In zekere zin werk ik ook zo met acteurs. Ik weet niks van verschillende acteerstijlen en- scholen. Die zijn in mijn ogen allemaal anders. Ik probeer voor de acteurs een atmosfeer te scheppen, die vrijheid voortbrengt, een ruimte creëert. Dat betekent niet dat ze dan maar kunnen doen wat ze willen. Maar ze moeten bereid zijn om fouten te maken. Er zijn eigenlijk geen fouten. Het is een evolutionair proces, waarbij muziek mij in belangrijke mate helpt.

Terwijl u aan de Stones-film aan het werken was kreeg u na lange tijd een regie-Oscar voor the departed, nota bene een remake van een Hong Kong-thriller. Over het algemeen was men het er over eens dat het de hoogste tijd was. Die Oscar was mooi. Het gaat er niet om of hij vroeg of laat komt, belangrijker is dat je hem op een gegeven moment krijgt. Ik wilde altijd een Oscar, dat is zo. Toen ik voor taxi driver (1976) niet eens genomineerd was, was ik zwaar teleurgesteld. Terugblikkend kan ik echter zeggen, dat het me goed gedaan heeft, omdat ik erdoor opgehouden ben me op prijzen te richten. Ik concentreer me op mijn werk.

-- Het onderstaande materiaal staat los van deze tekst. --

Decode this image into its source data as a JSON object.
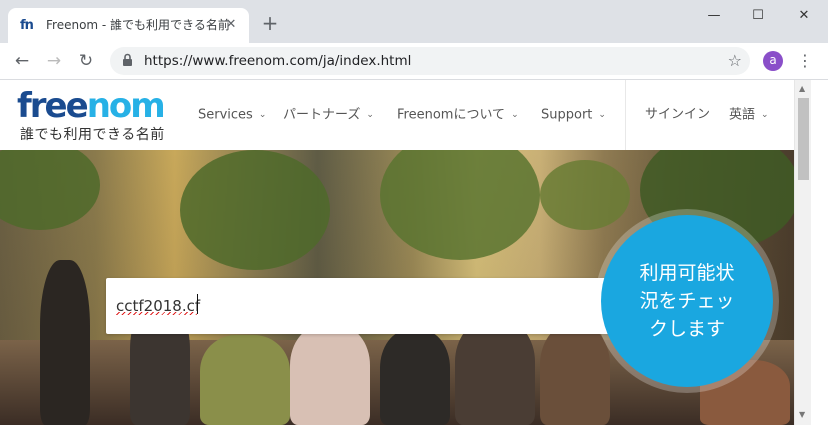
{
  "browser": {
    "tab": {
      "title": "Freenom - 誰でも利用できる名前",
      "favicon": "fn",
      "close": "✕"
    },
    "new_tab": "+",
    "window_controls": {
      "minimize": "—",
      "maximize": "☐",
      "close": "✕"
    },
    "nav": {
      "back": "←",
      "forward": "→",
      "reload": "↻"
    },
    "url": "https://www.freenom.com/ja/index.html",
    "bookmark_star": "☆",
    "profile_initial": "a",
    "menu": "⋮"
  },
  "site": {
    "logo": {
      "part1": "free",
      "part2": "nom"
    },
    "tagline": "誰でも利用できる名前",
    "nav": [
      {
        "label": "Services"
      },
      {
        "label": "パートナーズ"
      },
      {
        "label": "Freenomについて"
      },
      {
        "label": "Support"
      }
    ],
    "signin": "サインイン",
    "language": "英語",
    "chevron": "⌄"
  },
  "search": {
    "value": "cctf2018.cf",
    "button_lines": [
      "利用可能状",
      "況をチェッ",
      "クします"
    ]
  },
  "scrollbar": {
    "up": "▲",
    "down": "▼"
  }
}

Halverwege de jaren negentig begon het opeens op te vallen dat ik nog steeds geen regie-Oscar had gekregen. Ze schreven erover en dat was vleiend. Maar toen werd het teveel, en werd alles politiek.

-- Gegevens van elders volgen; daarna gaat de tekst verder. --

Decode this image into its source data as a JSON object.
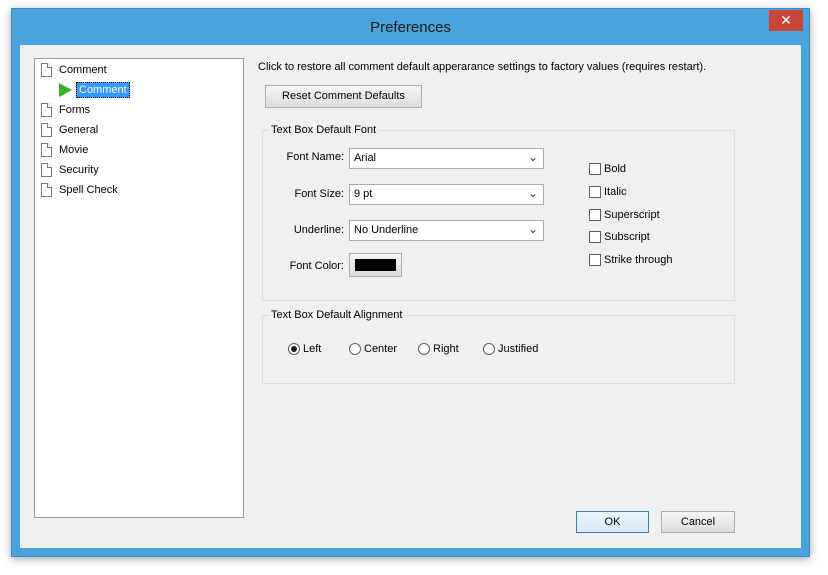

Waarom ik nu juist voor the departed een Oscar heb gekregen weet ik niet. Ik heb er geen campagne voor gevoerd. De film daagde me uit op een gebied waarvan ik dacht dat ik wel het een en ander wist, maar ik bleek heel andere dingen in mijn hoofd te hebben. Maar misschien was het gewoon een kwestie van timing.

Rüdiger Suchsland

Dit interview verscheen eerder in een uitgebreide versie in de Frankfurter Allgemeine Zeitung. Vertaling en bewerking met toestemming van de auteur.